A intensificação de conflitos no Médio Oriente começa a produzir efeitos diretos sobre economias de outras regiões, com impactos previstos no crescimento, na inflação e na estabilidade financeira. Países mais dependentes de importações energéticas e cadeias logísticas globais tendem a sentir esses reflexos de forma mais acentuada.

Um relatório conjunto apresentado por Comissão da União Africana, Banco Africano de Desenvolvimento, UNECA e PNUD aponta que o crescimento económico africano pode recuar até 0,2% em 2026 . O documento destaca que o continente ainda enfrenta um processo de recuperação após choques recentes e pode ser novamente pressionado por fatores externos.

Entre os principais impactos estão a alta nos preços de combustíveis, alimentos e fertilizantes, além de perturbações no comércio e nas cadeias de abastecimento. A forte dependência energética da região agrava o cenário, já que grande parte do petróleo importado tem origem no Médio Oriente. Como consequência, diversos países já registram desvalorização cambial e maior volatilidade nos mercados.

O estudo também chama atenção para efeitos logísticos, especialmente após restrições em rotas estratégicas de transporte marítimo, o que encarece fretes e dificulta fluxos comerciais. Diante desse contexto, a recomendação central é evitar decisões precipitadas que possam comprometer o equilíbrio fiscal.

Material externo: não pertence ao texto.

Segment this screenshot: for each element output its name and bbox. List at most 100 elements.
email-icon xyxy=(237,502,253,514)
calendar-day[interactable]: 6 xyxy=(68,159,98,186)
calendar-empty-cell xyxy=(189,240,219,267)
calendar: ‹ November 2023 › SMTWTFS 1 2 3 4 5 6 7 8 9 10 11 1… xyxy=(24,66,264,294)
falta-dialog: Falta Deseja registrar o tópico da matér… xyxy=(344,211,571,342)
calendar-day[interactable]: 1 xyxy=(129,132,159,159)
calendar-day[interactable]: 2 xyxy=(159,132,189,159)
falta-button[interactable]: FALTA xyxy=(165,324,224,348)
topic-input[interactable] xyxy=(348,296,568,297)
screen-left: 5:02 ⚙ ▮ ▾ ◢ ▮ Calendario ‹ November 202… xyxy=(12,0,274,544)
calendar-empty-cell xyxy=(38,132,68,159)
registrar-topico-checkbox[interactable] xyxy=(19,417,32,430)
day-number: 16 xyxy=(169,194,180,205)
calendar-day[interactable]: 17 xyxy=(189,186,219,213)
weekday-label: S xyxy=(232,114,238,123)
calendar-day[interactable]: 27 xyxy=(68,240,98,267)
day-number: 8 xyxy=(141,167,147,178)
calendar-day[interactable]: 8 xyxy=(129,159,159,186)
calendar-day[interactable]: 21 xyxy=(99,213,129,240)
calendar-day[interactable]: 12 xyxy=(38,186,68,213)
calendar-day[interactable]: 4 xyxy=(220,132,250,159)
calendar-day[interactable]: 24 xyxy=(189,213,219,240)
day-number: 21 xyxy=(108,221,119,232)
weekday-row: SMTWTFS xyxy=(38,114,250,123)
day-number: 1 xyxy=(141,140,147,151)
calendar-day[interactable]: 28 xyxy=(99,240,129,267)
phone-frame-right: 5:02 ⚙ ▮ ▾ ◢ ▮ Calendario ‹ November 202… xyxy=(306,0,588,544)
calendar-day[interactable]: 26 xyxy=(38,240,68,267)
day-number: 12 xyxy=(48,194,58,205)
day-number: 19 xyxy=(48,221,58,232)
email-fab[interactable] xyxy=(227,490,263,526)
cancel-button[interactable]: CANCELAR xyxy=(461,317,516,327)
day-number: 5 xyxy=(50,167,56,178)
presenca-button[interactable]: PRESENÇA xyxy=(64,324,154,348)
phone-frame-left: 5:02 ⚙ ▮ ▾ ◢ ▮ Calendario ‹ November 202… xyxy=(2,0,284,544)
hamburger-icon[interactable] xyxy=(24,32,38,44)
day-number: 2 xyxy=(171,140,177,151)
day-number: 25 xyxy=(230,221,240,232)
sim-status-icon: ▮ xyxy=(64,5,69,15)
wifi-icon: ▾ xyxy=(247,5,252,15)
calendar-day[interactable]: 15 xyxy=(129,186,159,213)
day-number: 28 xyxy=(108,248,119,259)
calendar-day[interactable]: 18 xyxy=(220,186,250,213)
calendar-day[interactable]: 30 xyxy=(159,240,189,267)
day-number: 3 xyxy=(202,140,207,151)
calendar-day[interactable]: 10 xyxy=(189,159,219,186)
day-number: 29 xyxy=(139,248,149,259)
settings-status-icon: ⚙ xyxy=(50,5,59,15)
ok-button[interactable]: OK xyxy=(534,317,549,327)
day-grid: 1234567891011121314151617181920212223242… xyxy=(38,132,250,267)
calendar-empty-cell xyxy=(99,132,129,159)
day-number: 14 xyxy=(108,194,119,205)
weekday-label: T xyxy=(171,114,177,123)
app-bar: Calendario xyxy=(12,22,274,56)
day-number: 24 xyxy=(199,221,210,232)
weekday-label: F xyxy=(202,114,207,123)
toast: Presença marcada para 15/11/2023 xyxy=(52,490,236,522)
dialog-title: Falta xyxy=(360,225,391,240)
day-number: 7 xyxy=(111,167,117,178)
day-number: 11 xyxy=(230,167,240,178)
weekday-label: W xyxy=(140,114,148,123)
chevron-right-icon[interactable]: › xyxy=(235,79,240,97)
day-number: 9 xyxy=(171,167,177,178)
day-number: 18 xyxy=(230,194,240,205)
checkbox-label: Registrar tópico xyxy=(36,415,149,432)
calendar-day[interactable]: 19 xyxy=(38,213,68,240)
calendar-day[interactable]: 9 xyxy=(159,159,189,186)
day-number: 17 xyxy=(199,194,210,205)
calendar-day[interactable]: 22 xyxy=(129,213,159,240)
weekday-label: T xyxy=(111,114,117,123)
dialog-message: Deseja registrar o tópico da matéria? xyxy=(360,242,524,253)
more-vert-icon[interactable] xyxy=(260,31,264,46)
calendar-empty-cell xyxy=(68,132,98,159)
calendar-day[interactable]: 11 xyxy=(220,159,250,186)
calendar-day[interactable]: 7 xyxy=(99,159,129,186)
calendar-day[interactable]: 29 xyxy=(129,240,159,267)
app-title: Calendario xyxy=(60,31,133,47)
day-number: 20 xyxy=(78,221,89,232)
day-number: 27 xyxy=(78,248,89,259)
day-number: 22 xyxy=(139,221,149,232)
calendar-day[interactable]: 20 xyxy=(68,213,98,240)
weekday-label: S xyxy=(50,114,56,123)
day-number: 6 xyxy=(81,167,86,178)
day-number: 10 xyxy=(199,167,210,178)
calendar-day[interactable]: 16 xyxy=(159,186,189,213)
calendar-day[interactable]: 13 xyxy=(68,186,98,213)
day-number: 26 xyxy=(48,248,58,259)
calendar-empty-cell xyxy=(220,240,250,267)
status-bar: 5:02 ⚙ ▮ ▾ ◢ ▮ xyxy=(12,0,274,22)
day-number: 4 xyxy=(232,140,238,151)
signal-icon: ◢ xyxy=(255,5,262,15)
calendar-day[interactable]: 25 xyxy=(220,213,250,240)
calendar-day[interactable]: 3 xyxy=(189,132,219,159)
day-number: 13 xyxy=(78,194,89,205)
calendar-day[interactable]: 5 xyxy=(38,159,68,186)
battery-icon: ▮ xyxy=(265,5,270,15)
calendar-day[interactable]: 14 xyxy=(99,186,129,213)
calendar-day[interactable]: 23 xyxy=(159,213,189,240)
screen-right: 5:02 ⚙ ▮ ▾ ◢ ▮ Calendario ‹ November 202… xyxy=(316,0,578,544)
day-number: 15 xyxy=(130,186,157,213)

As orientações incluem controle estratégico da inflação, disciplina na gestão de receitas extraordinárias e adoção de medidas sociais temporárias e focalizadas. O relatório ainda defende maior integração regional, diversificação energética e avanço na implementação de iniciativas continentais de comércio e financiamento, como forma de reforçar a resiliência econômica.